Entriamo nelle Mura della città - una barriera che circonda l'intera città, per tenere le minacce fuori- ed io non posso fare a meno di fissare i passanti, i negozi che animano la città, la magia.
Theo cammina velocemente, senza preoccuparsi che io mantenga il passo. Ci dirigiamo a nord, non ci sono automobili per cui camminiamo al centro della strada.
In lontananza, oltre una coltre di nebbia, vedo un edificio maestoso. E' li che ci stiamo dirigendo.
« Quello » mi annuncia Theo « E' il Centro. E' il posto in cui ogni Sovrannaturale si addestra per diventare una Guardia »
Ho ancora un po' di difficoltà nel capire questi nuovi termini, poiché non ho ricevuto spiegazioni, per cui mi limito a fissarlo.
« Spiegami di nuovo cosa significa Sovrannaturale » ma prima che possa aprire bocca, mi correggo « E già che ci sei, dimmi cos'è una Naturale »

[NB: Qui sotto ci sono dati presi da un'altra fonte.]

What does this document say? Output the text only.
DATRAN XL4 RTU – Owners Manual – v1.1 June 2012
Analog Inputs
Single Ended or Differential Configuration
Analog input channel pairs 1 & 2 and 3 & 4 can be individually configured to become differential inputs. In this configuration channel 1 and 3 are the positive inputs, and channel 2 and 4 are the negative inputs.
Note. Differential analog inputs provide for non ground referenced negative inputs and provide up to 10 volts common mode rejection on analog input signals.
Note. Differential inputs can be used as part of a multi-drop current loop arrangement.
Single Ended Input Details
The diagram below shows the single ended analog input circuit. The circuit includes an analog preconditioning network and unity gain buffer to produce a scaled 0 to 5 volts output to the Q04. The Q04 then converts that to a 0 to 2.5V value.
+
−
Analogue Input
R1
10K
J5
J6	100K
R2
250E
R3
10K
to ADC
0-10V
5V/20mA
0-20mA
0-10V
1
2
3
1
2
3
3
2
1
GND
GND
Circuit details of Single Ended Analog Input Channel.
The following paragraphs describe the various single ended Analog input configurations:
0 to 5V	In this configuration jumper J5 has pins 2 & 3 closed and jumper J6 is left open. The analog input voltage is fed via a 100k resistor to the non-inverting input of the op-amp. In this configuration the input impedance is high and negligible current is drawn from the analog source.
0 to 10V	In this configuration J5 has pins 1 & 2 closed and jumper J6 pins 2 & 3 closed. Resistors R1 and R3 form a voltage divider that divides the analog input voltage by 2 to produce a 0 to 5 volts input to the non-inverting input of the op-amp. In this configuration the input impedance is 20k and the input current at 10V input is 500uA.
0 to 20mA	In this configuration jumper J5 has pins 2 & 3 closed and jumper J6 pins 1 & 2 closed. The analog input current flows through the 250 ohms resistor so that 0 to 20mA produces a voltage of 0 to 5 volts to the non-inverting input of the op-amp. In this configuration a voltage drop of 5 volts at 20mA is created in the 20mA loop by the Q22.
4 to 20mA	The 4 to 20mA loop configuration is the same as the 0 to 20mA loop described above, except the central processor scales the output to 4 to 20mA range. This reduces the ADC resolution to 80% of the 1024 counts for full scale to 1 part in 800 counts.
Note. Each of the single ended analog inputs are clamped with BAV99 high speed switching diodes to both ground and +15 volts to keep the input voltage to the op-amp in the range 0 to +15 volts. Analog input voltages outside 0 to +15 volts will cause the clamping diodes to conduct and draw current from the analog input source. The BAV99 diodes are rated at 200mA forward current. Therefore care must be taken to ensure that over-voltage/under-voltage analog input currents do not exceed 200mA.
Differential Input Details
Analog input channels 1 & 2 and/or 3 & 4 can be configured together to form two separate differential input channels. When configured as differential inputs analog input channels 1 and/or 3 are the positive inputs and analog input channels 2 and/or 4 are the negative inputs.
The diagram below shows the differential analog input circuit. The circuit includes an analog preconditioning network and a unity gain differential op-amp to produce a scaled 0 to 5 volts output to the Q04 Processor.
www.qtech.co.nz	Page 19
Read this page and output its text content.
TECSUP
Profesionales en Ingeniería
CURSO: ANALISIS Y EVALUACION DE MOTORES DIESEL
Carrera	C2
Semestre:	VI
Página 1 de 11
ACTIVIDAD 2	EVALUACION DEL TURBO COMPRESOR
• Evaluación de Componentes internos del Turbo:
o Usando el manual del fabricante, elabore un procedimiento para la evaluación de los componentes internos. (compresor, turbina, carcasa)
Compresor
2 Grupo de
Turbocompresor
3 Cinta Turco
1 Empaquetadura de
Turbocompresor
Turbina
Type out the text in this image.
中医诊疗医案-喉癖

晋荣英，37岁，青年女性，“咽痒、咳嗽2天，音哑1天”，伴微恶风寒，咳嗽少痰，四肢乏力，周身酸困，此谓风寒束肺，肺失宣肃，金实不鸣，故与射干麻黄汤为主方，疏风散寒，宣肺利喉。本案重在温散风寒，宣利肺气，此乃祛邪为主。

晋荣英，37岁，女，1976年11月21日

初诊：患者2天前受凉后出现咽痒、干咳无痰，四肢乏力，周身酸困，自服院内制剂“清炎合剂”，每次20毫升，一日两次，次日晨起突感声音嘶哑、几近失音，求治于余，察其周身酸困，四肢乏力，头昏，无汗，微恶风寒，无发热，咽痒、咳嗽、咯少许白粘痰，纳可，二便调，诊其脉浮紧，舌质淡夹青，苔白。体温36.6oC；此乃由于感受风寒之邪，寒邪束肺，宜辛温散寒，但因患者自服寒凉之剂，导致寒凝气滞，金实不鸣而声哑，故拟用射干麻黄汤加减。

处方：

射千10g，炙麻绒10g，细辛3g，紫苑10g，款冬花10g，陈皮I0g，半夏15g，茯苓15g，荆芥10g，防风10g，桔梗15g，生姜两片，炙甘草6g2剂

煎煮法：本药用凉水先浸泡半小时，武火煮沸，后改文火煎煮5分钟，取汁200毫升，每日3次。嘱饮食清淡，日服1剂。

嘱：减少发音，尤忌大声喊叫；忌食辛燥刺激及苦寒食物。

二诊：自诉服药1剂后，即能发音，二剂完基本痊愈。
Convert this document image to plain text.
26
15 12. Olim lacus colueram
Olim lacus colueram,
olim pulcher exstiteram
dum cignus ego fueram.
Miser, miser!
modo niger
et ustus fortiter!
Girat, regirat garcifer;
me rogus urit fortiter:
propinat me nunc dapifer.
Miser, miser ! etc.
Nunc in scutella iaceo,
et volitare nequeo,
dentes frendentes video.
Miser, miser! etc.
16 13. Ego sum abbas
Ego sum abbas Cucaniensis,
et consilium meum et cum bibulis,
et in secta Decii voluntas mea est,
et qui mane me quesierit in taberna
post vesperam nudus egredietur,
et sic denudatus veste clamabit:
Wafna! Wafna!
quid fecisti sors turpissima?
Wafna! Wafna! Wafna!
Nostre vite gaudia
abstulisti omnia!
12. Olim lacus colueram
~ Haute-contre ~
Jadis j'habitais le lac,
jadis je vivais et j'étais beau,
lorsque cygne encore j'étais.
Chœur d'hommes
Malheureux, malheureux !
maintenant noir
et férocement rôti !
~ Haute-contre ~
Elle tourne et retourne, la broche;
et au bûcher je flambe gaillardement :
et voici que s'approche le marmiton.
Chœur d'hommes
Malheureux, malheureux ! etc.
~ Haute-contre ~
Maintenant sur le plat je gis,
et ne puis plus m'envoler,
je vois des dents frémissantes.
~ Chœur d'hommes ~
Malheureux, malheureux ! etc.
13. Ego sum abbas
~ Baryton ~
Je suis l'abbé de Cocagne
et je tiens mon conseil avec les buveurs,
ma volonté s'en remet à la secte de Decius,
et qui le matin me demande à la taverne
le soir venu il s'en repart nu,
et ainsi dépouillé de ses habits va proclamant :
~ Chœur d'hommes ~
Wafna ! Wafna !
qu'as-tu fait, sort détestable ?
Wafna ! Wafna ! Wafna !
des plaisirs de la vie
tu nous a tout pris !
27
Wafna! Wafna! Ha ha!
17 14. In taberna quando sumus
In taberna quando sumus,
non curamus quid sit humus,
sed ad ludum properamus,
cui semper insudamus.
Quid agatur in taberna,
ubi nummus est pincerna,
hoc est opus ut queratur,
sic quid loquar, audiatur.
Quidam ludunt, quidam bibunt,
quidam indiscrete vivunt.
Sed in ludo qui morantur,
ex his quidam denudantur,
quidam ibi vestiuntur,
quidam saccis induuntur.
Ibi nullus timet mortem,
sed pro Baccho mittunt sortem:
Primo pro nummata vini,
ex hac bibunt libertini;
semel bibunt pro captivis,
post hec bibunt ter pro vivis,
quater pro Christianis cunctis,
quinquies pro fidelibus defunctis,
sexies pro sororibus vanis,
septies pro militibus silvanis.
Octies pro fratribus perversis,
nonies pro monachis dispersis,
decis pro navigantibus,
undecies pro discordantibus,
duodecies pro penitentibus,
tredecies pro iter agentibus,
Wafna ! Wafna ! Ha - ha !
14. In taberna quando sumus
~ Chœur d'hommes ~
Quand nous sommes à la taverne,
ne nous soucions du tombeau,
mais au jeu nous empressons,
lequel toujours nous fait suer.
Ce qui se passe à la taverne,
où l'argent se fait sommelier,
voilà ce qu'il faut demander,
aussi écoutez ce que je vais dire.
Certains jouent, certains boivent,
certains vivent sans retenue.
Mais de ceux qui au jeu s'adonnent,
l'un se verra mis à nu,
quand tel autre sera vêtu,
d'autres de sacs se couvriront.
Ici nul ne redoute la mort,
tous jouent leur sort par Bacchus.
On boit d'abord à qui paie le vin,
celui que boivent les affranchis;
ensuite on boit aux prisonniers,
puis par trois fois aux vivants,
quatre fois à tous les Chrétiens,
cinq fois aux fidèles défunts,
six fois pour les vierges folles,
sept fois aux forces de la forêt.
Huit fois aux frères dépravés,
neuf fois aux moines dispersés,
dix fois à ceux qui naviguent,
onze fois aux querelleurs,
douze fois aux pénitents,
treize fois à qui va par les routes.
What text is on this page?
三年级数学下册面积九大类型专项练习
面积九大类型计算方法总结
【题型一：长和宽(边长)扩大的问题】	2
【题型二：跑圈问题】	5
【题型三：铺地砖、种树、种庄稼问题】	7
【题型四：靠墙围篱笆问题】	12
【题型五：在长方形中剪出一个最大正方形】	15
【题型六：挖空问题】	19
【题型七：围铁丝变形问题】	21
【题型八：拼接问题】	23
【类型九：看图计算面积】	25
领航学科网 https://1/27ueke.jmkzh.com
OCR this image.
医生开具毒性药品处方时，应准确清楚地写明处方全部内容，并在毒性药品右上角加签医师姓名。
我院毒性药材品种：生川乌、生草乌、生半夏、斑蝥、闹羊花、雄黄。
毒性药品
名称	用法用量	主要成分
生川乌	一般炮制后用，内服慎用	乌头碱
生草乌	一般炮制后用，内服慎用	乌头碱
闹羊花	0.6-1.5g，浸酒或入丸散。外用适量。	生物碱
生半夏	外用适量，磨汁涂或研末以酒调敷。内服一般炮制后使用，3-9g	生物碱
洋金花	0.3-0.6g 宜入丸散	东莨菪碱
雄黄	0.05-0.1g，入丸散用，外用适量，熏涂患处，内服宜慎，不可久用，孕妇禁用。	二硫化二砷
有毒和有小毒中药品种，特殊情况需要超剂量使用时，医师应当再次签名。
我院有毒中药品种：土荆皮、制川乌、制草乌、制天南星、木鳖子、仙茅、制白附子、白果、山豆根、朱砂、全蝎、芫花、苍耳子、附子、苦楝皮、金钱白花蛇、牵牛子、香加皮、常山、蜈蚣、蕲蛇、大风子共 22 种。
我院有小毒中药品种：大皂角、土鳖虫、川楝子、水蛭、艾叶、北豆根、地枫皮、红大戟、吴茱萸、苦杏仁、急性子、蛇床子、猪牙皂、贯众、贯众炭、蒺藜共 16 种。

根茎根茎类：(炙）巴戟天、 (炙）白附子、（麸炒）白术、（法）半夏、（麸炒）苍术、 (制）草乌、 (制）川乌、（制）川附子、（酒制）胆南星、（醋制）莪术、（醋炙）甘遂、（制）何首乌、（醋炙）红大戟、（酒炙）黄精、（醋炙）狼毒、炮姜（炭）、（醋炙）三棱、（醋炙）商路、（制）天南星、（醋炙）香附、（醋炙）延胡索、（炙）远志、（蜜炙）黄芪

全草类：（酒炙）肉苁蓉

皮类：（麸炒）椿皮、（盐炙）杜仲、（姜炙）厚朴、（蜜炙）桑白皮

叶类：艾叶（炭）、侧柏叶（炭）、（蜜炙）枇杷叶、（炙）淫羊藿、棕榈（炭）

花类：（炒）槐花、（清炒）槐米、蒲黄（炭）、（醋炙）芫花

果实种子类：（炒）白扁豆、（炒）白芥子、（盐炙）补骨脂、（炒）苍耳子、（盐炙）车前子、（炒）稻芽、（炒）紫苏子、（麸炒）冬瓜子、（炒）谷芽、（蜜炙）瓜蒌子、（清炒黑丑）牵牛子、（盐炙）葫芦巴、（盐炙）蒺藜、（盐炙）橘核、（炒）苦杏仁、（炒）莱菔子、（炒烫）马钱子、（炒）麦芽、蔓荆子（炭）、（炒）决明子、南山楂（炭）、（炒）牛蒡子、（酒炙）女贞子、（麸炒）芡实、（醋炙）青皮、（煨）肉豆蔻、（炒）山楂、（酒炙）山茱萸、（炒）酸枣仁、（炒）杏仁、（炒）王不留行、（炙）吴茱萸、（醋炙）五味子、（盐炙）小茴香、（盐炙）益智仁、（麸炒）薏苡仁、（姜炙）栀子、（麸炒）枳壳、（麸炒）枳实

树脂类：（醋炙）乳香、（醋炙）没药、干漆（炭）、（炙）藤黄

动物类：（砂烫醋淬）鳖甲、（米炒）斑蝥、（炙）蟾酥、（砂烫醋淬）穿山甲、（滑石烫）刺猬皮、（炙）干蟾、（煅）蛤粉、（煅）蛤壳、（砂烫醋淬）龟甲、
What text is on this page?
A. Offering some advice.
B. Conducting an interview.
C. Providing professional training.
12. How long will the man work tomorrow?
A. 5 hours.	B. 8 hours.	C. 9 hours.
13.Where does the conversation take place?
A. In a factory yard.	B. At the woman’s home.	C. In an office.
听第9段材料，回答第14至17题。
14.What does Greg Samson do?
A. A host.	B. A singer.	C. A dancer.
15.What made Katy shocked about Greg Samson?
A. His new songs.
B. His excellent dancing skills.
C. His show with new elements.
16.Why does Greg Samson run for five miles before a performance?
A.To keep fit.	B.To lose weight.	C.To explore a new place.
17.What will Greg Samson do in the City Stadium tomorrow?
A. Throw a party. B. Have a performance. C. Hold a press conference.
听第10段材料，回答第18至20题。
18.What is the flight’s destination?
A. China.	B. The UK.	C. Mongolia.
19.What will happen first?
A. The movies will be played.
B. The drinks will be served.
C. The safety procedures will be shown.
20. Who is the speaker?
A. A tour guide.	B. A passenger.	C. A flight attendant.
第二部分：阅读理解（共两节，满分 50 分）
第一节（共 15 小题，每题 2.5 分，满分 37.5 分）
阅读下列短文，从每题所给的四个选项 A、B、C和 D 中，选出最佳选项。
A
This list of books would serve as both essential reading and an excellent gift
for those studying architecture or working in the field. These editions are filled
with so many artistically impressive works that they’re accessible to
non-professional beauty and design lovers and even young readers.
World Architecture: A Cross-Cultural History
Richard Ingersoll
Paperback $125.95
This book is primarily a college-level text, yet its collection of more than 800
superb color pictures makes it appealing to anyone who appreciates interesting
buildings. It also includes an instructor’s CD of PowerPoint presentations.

Lui si schiarisce la voce.
« I Sovrannaturali sono quelle persone dotate di talenti speciali » termina la frase voltandosi nella mia direzione, inarcando un sopracciglio, poi continua « Un Naturale, al contrario, è una persona non dotata di talenti. Un mortale, per intenderci. Come tua madre. »
« E come è possibile che io sia una Sovrannaturale mentre lei non lo è? »
« Qualche volta la magia salta una generazione ».
Ricordo l'espressione di mia madre quando Arkell, in tono dispregiativo, l'aveva definita Naturale. Il suo volto mortificato mi dice che Theo ci ha visto lungo: probabilmente aveva davvero saltato una generazione.
Ma questo non fa altro che portarmi ad un altro quesito: qual è la generazione, oltre alla mia, dotata di talenti?
Era mia nonna Abundance, o la madre di mia madre che non ho mai conosciuto?
« E qual è la generazione dotata di poteri prima della mia? »
Lui mi guarda sprezzante « Mica ho stampato il tuo albero genealogico in mente »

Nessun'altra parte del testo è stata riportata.